Kinerja Pariwisata Indonesia

Senin, 04 Februari 2019 - 08:30 WIB
Kinerja Pariwisata Indonesia
Kinerja Pariwisata Indonesia
A A A
Sapta Nirwandar
Pemerhati Pariwisata

BADAN Pusat Statistik (BPS) pada 1 Februari 2019 merilis data soal perkembangan pariwisata dan transportasi nasional 2018. Dilaporkan bahwa jumlah kunjungan wisatawan mancanegara (wisman) ke Indonesia mencapai 15,81 juta atau naik 12,58% dibandingkan tahun 2017 berjumlah 14,04 juta.
Tentu jumlah wisman ini jauh mencapai target yang ditetapkan pemerintah pada 2018, yakni sebesar 17 juta. Penyebab utama kegagalan ini menurut Menteri Pariwisata, yakni adanya pembatalan kunjungan wisman ke Indonesia sekitar 70%, terutama akibat terjadinya bencana alam mulai dari meletusnya Gunung Agung di Bali (November 2017), Gempa Lombok (Juli 2018), gempa dan tsunami di Palu (September 2018), dan dampak jatuhnya pesawat Lion Air pada November 2018. Apakah semua kondisi ini sangat berpengaruh terhadap pencapaian target kunjungan wisman ke Indonesia?
Di sisi lain, pada 2018 (Agustus–Oktober) Indonesia mendapatkan kesempatan menyelenggarakan Asian Games dan Asian Para Games yang sangat sukses serta diapresiasi dunia, baik dari sisi prestasi maupun penyelenggaraannya. Dari informasi Bappenas, dampak ekonomi langsung dan tidak langsung dari pergelaran ini sangat menggembirakan termasuk pembangunan infrastruktur.

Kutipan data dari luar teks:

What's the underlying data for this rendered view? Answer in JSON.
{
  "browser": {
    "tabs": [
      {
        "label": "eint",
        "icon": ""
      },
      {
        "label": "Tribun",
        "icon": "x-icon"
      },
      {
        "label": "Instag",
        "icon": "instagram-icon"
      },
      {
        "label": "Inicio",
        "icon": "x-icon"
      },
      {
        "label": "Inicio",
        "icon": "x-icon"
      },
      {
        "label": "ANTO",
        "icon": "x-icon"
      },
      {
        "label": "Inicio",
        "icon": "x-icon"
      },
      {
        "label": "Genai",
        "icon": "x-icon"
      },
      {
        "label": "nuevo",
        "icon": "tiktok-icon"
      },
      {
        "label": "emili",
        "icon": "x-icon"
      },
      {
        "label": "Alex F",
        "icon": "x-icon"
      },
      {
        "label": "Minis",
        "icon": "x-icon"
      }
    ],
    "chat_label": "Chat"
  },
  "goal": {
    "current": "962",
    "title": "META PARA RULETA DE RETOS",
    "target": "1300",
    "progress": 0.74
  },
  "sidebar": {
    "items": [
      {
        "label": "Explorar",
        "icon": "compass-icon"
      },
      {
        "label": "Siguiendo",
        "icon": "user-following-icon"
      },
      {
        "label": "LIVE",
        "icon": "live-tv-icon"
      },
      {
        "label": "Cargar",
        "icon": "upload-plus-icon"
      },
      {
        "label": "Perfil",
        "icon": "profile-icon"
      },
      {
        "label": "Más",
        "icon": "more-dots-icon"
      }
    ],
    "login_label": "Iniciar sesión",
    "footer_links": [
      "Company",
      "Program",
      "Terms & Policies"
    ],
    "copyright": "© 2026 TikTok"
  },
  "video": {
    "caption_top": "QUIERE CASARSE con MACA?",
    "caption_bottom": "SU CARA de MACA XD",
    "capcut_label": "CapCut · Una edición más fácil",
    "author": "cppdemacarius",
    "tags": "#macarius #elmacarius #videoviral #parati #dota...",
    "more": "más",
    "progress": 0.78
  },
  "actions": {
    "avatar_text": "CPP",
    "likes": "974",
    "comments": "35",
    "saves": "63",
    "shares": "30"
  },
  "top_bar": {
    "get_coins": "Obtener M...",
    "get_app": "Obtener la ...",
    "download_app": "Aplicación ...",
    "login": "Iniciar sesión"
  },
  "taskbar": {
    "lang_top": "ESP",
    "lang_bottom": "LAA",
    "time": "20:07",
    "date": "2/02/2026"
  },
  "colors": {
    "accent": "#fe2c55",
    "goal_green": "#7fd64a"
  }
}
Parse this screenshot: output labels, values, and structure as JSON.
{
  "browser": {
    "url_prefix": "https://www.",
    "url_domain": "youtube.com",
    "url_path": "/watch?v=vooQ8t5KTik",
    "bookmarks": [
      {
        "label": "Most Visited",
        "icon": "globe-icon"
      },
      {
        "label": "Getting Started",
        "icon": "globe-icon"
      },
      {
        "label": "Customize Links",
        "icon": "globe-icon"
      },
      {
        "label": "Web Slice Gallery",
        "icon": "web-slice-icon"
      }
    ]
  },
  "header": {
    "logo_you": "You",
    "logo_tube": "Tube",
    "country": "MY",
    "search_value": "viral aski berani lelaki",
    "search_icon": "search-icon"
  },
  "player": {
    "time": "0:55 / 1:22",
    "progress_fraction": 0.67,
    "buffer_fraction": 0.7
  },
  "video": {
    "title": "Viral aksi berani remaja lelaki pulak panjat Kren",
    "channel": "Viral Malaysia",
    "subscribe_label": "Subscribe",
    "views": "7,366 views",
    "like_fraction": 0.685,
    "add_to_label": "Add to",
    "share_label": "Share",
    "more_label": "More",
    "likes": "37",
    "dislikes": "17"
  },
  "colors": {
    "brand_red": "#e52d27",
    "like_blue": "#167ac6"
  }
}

Pengeluaran wisatawan, baik mancanegara maupun lokal, dari penyelenggaraan kegiatan tersebut menurut Bappenas mencapai lebih dari Rp3,7 triliun. Selain itu, kegiatan tersebut berdampak pada kepercayaan masyarakat internasional yang tinggi dengan tetap diselenggarakannya IMF-World Bank Annual Meetings(AM) di Bali pada Oktober setelah terjadi gempa dan tsunami di Lombok dan Palu pada September 2018.

Sebenarnya bila kita melihat data kunjungan wisman ke Indonesia menurut BPS sejak 2016 (target 12 juta tercapai 11,5 juta), 2017 (target 15 juta tercapai 14,04), sampai dengan 2018 (target 17 juta tercapai 15,8 juta), seluruhnya tidak memenuhi target. Jumlah kunjungan wisman ini tentu sangat berpengaruh pada perolehan devisa.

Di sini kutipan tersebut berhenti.